Sementara itu, pemerintah kota Seoul belum memberikan izin kepada penyelenggara LGBTQ+ untuk menggunakan Seoul Plaza untuk mengadakan parade Seoul Pride di sana tahun ini. Sebaliknya, Balai Kota Seoul, yang dikendalikan oleh walikota konservatif Oh Se-hoon, memilih kelompok Kristen untuk menggunakan ruang publik untuk “konser demi kesejahteraan generasi muda.”

Hal ini secara efektif memaksa penyelenggara Seoul Queer Culture Festival keluar dari Seoul Plaza untuk pertama kalinya sejak tahun 2015.

Bentrokan antara pendukung LGBTQ+ dan kelompok yang berafiliasi dengan Kristen pada tanggal 1 Juli diperkirakan akan terjadi, karena Yang Sun-woo, ketua panitia penyelenggara Festival Budaya Queer Seoul, mengatakan bahwa parade kebanggaan tersebut direncanakan akan berlangsung melalui Seoul Plaza dari Euljiro, tempat diadakannya parade tersebut. terlantar.

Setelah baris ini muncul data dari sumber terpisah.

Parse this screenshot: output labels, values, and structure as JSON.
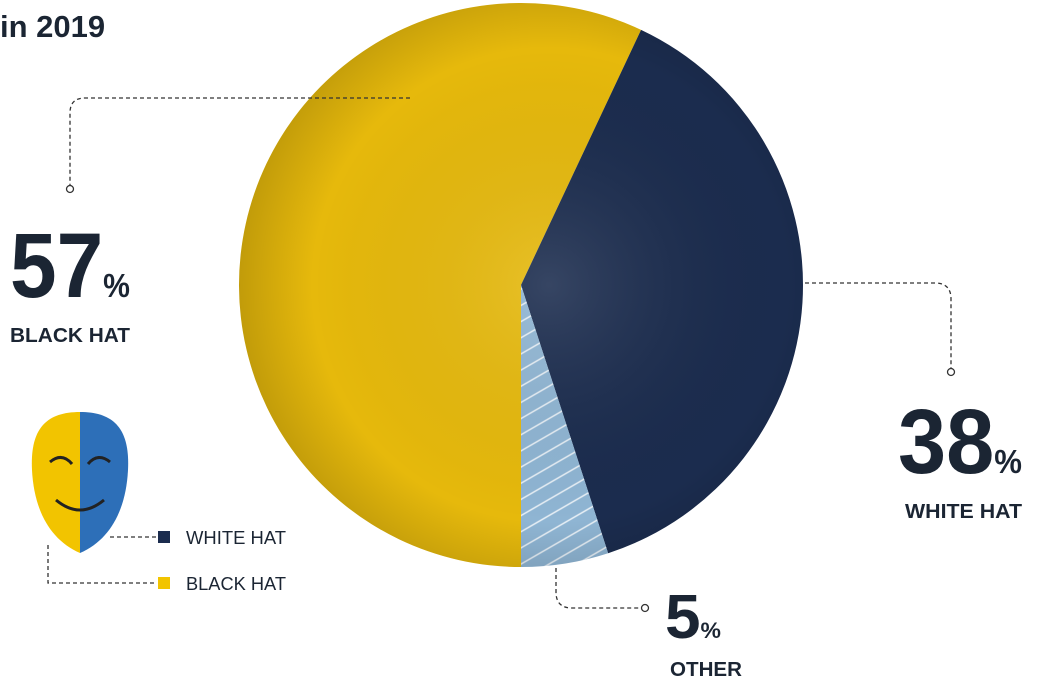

“Kami gagal mengubah pikiran para pembuat kebijakan atau legislator,” kata Anggota Dewan Cha.

“Lingkaran politik kurang melakukan penelitian mengenai isu pernikahan sesama jenis dan anti diskriminasi. dan masih banyak masyarakat yang belum mengetahui apa itu konsep ‘minoritas seksual’. Sangat disayangkan bahwa baik pemerintah maupun parlemen tidak berupaya mengurangi kesenjangan kesadaran.”

Seorang warga Korea Selatan memegang bendera kebanggaan pelangi di Korea Queer Culture Festival di depan Balai Kota pada 1 Juni 2019 di Seoul. Festival tahunan yang mempromosikan hak-hak LGBTQ+ terkadang pernah diganggu oleh kelompok anti-LGBT di masa lalu, meskipun homoseksualitas tidak ilegal di negara tersebut. (Gambar Getty)

“Tokoh masyarakat gagal menegaskan non-diskriminasi, dan langkah-langkah untuk mengatasi diskriminasi mengalami kemajuan yang lambat, meskipun terdapat klausul anti-diskriminasi dalam Konstitusi dan hukum Korea,” kata Hong Sung-soo, seorang profesor hukum di Universitas Wanita Sookmyung.

“Jika ini menjadi undang-undang, RUU anti-diskriminasi akan menjadi konfirmasi bahwa diskriminasi tidak akan ditoleransi di Korea. Namun kenyataannya di sini adalah bahwa RUU tersebut telah tertunda selama bertahun-tahun.”

Jajak pendapat Gallup yang dilakukan dua kali setahun juga menunjukkan adanya polarisasi pandangan di kalangan anak muda Korea. Dukungan untuk melegalkan pernikahan sesama jenis di kalangan orang berusia 20-an tahun turun menjadi 64 persen pada bulan Mei, turun dari 73 persen pada dua tahun sebelumnya.

Pergeseran ini berasal dari perubahan persepsi yang signifikan di kalangan laki-laki muda di Korea, yang dipicu oleh gerakan anti-feminisme pada tahun 2021 berdasarkan gagasan bahwa laki-laki menghadapi “diskriminasi terbalik” yang berpihak pada perempuan dan kelompok minoritas.

Di antara pria berusia 20-an, 52 persen menjawab survei tahun ini bahwa mereka mendukung pernikahan sesama jenis, turun dari 65 persen pada tahun 2021. Selain itu, 63 persen pria berusia 20-an melihat hubungan romantis antara pasangan sesama jenis sebagai “cinta”. ,” turun dari 82 persen pada jajak pendapat tahun 2021.